I did state my concerns, but you don't find them convincing, which is fair enough.But let me give some specific scenarios: what if rocket mode Isp turns out to be slightly disappointing (as it was with RS-68) and if that has structural implications (as it did with Delta)? What if the precooler only works efficiently up to Mach 4.5 instead of 5.5? What if it uses more LH2 than expected? What if lower than expected T/W leads to a slower ascent, more drag losses and a need for beefed up TPS? In my opinion all of these could reasonably happen. They could also reasonably not happen. Enough reason for me not to be confident Skylon will work as an SSTO. It could, but I'm not confident.I am however confident that it could work well as a TSTO, and not too worried about the economic implications. In fact I believe a TSTO RLV with much less ambitious engines than SABRE could be possible (and even the much less ambitious VTVL TSTO RLVs could still be very economical IMO).I meant there are many TSTO RLV concepts out there, and it is not clear SSTO will be required for a breakthrough in specific launch prices, nor whether SSTO is even possible without including non-chemical power sources. SSTO could indeed be necessary, but I hope it's not, since I'm not confident a chemical SSTO RLV is possible. Hopeful yes, with Skylon a leading contender, but not confident.

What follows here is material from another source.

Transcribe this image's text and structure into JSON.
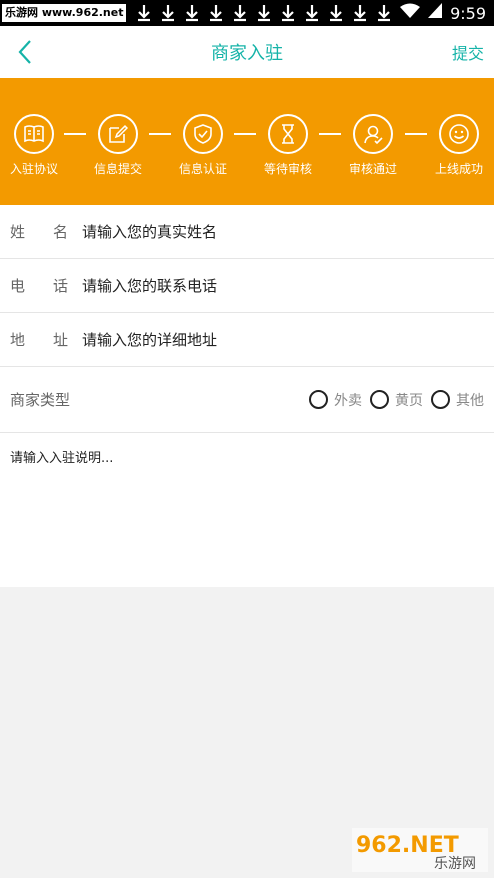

Let me see if I can paraphrase your objections.
1) Sklyon is a complex new vehicle with a complex new engine. Either might fail to meet any number of required performance targets making the goal infeasible.
2) Both the vehicle and the engine have a lot of failure modes. Some unique to this design, some generic to other designs. Many of them could stop the vehicle achieving orbit or destroy the vehicle outright.
3)If it was that good they would have got a lot more funding a lot sooner.
4)There are a lot of much more conservative design concepts out there that have had no funding.
5)You don't believe SSTO is possible anyway.
I am getting really tired of the "false until proven true" attitude. That's not how critical thinking works.
QuoteI am getting really tired of the "false until proven true" attitude. That's not how critical thinking works.No actually that is how critical thinking as well as the scientific method works.